Lance Stroll, seul pilote de F1 qui n'a pas besoin de gagner pour rester, insulte sa voiture
Aux prises comme son coéquipier Fernando Alonso avec une monoplace très peu compétitive pour l’instant, le pilote Lance Stroll a eu des mots très durs dans la radio lors du dernier Grand Prix. La situation est quand même insolite quand on sait que son père finance l’écurie désormais partenaire de Honda.

Sur le papier, la saison 2026 du championnat du monde de Formule 1 promettait beaucoup pour Aston Martin Racing. Non seulement l’écurie est devenue le partenaire exclusif du motoriste Honda, victorieux avec Red Bull depuis le début de la décennie, mais elle bénéficie désormais de l’expertise de l’ingénieur Adrian Newey qui a largement contribué aux succès de l’écurie de Max Verstappen.
Hélas, le début de cette saison 2026 est une véritable catastrophe pour Aston Martin Racing : Honda, dont les effectifs seraient très différents de ceux de l’époque où le motoriste japonais gagnait tout avec Red Bull, ne parvient pas pour l’instant à concevoir une mécanique à la hauteur de celles des concurrents. Pire, le niveau d’exigence atteint par Adrian Newey a été tel que ses équipes ont été incapables de répondre à son cahier des charges. Il vient d’ailleurs de revenir au « simple » poste de directeur technique alors qu’il avait été propulsé directeur de l’écurie tout entière l’année dernière par Lawrence Stoll, milliardaire canadien et principal propriétaire.

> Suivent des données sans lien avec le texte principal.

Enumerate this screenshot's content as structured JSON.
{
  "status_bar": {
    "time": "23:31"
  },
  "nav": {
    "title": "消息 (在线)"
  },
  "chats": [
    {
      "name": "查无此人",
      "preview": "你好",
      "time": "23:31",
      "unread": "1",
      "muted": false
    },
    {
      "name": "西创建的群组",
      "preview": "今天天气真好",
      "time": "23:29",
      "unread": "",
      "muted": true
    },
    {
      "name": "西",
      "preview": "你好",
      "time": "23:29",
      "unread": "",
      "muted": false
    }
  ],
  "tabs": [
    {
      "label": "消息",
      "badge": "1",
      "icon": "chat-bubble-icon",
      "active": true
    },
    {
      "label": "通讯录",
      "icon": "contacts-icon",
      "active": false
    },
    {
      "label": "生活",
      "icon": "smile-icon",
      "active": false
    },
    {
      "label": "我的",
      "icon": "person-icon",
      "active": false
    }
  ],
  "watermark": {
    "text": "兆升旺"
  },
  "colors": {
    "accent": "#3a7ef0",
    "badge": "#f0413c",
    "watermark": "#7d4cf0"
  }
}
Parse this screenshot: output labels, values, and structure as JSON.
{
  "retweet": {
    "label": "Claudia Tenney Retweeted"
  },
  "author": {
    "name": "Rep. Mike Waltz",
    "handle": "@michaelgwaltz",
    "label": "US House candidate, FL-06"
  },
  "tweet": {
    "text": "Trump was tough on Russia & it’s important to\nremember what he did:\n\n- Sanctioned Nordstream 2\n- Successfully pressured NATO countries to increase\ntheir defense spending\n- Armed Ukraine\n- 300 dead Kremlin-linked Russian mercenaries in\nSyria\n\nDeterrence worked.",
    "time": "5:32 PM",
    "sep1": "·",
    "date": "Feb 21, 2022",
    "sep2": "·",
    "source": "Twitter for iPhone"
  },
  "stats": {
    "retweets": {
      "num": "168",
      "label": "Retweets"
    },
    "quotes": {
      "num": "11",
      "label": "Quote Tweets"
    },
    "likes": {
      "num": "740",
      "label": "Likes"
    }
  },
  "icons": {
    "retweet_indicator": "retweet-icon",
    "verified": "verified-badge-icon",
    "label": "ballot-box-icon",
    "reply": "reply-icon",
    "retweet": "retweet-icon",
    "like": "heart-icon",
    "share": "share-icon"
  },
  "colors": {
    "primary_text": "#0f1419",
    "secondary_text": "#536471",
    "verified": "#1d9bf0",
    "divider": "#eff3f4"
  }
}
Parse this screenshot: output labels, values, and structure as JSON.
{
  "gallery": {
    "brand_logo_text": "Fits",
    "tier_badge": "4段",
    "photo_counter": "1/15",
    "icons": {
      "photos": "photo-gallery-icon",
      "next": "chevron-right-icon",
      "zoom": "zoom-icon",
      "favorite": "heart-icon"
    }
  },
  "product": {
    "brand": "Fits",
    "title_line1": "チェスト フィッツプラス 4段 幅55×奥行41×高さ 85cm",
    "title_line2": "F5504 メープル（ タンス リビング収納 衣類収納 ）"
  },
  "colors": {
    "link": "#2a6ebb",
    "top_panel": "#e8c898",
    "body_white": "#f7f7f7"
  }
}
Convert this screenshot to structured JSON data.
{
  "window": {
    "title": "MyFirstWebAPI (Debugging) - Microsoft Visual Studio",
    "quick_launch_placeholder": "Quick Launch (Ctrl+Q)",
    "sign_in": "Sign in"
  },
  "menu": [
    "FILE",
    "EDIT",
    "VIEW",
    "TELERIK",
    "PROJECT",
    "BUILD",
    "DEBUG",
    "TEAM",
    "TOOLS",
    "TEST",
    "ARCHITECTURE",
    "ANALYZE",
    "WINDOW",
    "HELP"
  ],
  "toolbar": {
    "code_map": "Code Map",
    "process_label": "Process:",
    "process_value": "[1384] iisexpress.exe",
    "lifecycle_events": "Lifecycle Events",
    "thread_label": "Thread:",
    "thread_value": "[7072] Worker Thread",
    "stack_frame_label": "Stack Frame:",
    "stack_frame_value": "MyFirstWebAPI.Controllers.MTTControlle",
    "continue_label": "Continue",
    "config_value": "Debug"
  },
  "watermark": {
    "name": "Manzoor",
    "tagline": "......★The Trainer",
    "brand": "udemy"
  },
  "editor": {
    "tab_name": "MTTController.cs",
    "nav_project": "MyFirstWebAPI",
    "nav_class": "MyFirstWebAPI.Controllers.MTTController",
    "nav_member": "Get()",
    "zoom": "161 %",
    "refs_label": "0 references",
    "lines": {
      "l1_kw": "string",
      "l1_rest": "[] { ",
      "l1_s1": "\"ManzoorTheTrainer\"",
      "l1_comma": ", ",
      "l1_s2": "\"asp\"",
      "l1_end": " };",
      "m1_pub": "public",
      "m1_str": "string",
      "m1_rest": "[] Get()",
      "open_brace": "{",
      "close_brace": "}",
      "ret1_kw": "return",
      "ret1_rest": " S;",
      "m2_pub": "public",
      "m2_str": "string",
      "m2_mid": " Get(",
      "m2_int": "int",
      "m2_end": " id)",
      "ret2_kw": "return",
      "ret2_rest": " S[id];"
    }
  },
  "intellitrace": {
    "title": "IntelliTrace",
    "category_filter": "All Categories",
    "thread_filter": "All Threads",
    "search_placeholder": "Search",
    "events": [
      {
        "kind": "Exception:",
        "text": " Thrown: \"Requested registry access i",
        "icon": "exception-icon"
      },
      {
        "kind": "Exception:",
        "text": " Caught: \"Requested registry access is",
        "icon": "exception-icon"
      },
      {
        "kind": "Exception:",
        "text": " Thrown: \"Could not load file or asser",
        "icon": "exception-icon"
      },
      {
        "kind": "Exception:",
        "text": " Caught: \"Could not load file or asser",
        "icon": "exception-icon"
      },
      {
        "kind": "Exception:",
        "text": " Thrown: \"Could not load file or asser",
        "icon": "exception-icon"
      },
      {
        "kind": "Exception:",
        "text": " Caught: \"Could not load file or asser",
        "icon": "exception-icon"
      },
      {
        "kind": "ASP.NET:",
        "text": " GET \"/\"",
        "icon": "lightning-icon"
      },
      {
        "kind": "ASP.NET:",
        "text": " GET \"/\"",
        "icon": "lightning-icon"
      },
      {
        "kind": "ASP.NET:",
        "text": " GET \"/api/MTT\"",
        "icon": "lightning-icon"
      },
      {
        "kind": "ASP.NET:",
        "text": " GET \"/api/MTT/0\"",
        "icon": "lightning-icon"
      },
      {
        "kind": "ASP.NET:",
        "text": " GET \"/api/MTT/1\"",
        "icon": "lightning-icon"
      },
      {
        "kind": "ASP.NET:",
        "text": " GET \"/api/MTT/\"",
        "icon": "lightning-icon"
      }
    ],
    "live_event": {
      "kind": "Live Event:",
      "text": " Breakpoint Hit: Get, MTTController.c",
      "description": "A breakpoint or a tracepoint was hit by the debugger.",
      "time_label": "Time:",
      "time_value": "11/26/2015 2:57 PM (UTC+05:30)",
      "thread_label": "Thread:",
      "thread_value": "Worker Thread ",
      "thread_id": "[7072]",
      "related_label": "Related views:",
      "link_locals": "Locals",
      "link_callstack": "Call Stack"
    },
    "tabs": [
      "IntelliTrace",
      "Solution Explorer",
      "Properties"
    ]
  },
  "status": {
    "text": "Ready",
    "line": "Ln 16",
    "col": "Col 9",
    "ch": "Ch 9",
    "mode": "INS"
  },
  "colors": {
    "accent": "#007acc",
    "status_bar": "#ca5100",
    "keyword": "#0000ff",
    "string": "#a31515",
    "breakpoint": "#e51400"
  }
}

« La pire merde jamais conduite » par son fils
Lance Stroll, le fils de Lawrence Stroll, n’hésite plus à insulter directement la monoplace tant il se sent frustré de terminer les courses loin derrière toutes les autres voitures du plateau. Dans un enregistrement sorti quelques jours après le dernier Grand Prix de Chine, on l’entend expliquer à la radio que l’Aston Martin est « la pire merde qu’il a conduit de toute sa putain de vie ».
Le jugement est dur mais compréhensible, sachant que l’auto navigue à la régulière à plus de trois secondes des meilleurs chronos pour l’instant lors de chaque grand prix. Mais quand on sait que Lance Stroll n’a jamais conduit en Formule 1 que les voitures de l’écurie où son père était au moins l’un des plus gros actionnaires sinon sponsors (depuis ses débuts avec Williams en 2017), cette déclaration prend évidemment une connotation assez cocasse.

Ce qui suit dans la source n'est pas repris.